Saudi Aramco, the world’s largest energy company, is contemplating a potential bid for lubricant assets being sold by BP Plc. This move aligns with the Middle Eastern company’s strategy to enhance its presence in oil-consuming countries, according to sources familiar with the matter.

Aramco is evaluating whether to bid for part or all of the Castrol brand’s business. The company may seek to integrate the Castrol assets with its Valvoline lubricants unit, which it acquired in a $2.65 billion deal completed in 2023. BP is currently undergoing a strategic review of its Castrol lubricants business, which could be valued at approximately $10 billion, as previously reported by Bloomberg News.
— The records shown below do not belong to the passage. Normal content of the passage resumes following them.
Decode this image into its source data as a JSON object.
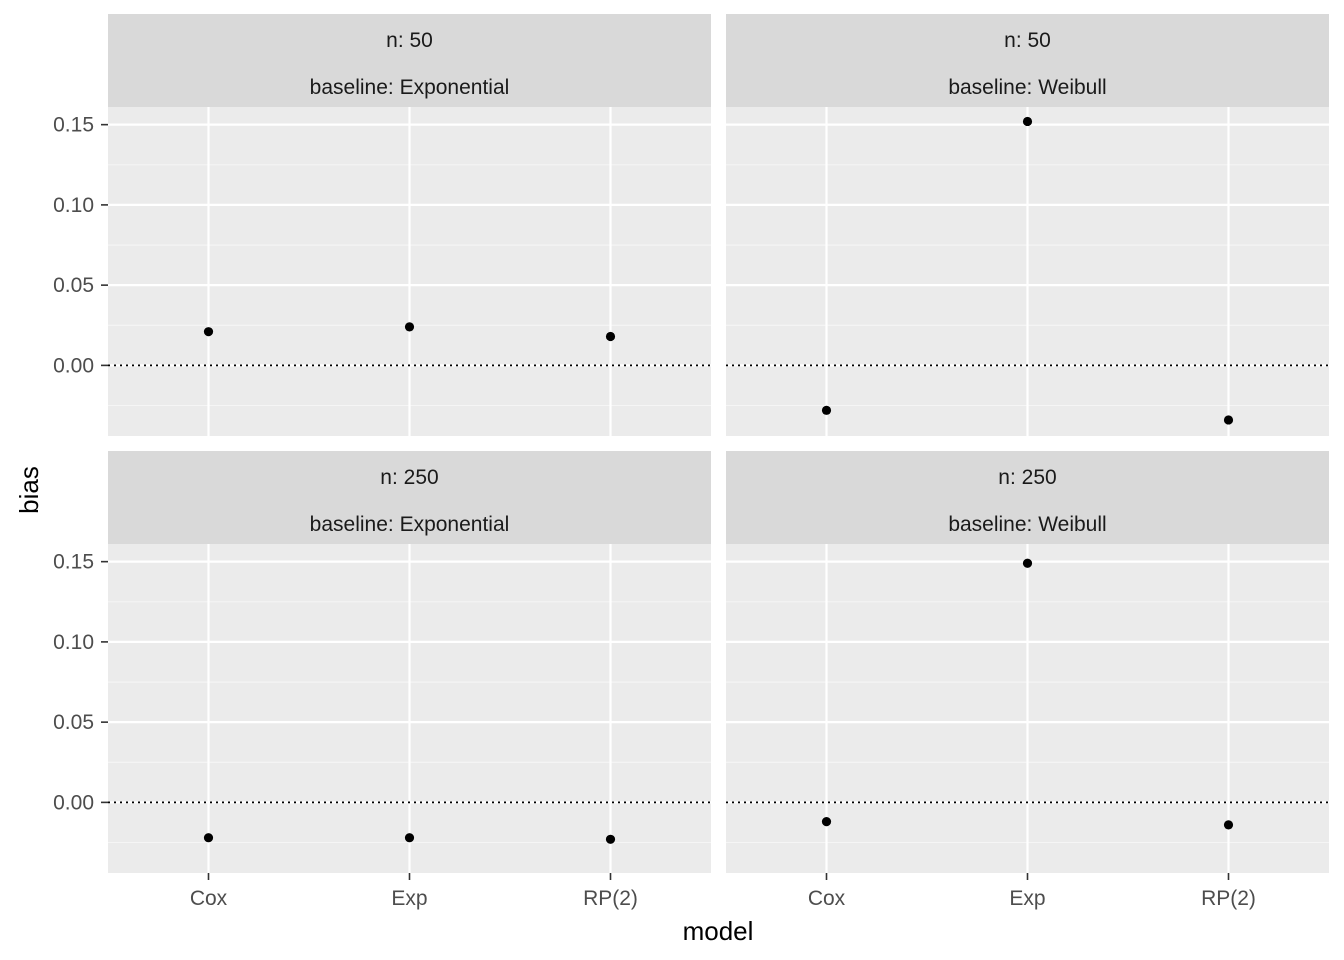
{
  "chart_data": {
    "type": "scatter",
    "xlabel": "model",
    "ylabel": "bias",
    "categories": [
      "Cox",
      "Exp",
      "RP(2)"
    ],
    "y_ticks": [
      0.0,
      0.05,
      0.1,
      0.15
    ],
    "y_tick_labels": [
      "0.00",
      "0.05",
      "0.10",
      "0.15"
    ],
    "ylim": [
      -0.044,
      0.161
    ],
    "reference_line": {
      "y": 0,
      "style": "dotted"
    },
    "grid": true,
    "panels": [
      {
        "strip": [
          "n: 50",
          "baseline: Exponential"
        ],
        "values": [
          0.021,
          0.024,
          0.018
        ]
      },
      {
        "strip": [
          "n: 50",
          "baseline: Weibull"
        ],
        "values": [
          -0.028,
          0.152,
          -0.034
        ]
      },
      {
        "strip": [
          "n: 250",
          "baseline: Exponential"
        ],
        "values": [
          -0.022,
          -0.022,
          -0.023
        ]
      },
      {
        "strip": [
          "n: 250",
          "baseline: Weibull"
        ],
        "values": [
          -0.012,
          0.149,
          -0.014
        ]
      }
    ]
  },
  "colors": {
    "panel_background": "#ebebeb",
    "strip_background": "#d9d9d9",
    "grid_major": "#ffffff",
    "grid_minor": "#f5f5f5",
    "point": "#000000"
  }
}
The interests of Aramco are particularly focused on Castrol’s operations in rapidly growing markets such as India. Its subsidiary, Castrol India Ltd., holds a market value of around $2.5 billion. While discussions are still in the preliminary stages, and a final decision on the bid structure has not been made, other bidders are also showing interest in the Castrol assets. Representatives from both Aramco and BP declined to comment on the situation.
Last year, Aramco indicated its intention to pursue more acquisitions in refining and chemicals within Asia, identifying China, India, and Southeast Asia as key growth markets. By owning businesses like filling stations and lubricant manufacturers, oil producers can enhance their influence along the energy value chain and penetrate deeper into markets where they sell crude oil.
State-owned Aramco has recently engaged in several deals for refining and chemical assets in China and acquired a stake in a Philippine company last month to access the retail market. Additionally, it is reportedly among the bidders for Shell Plc’s service stations in South Africa, as noted by Bloomberg News.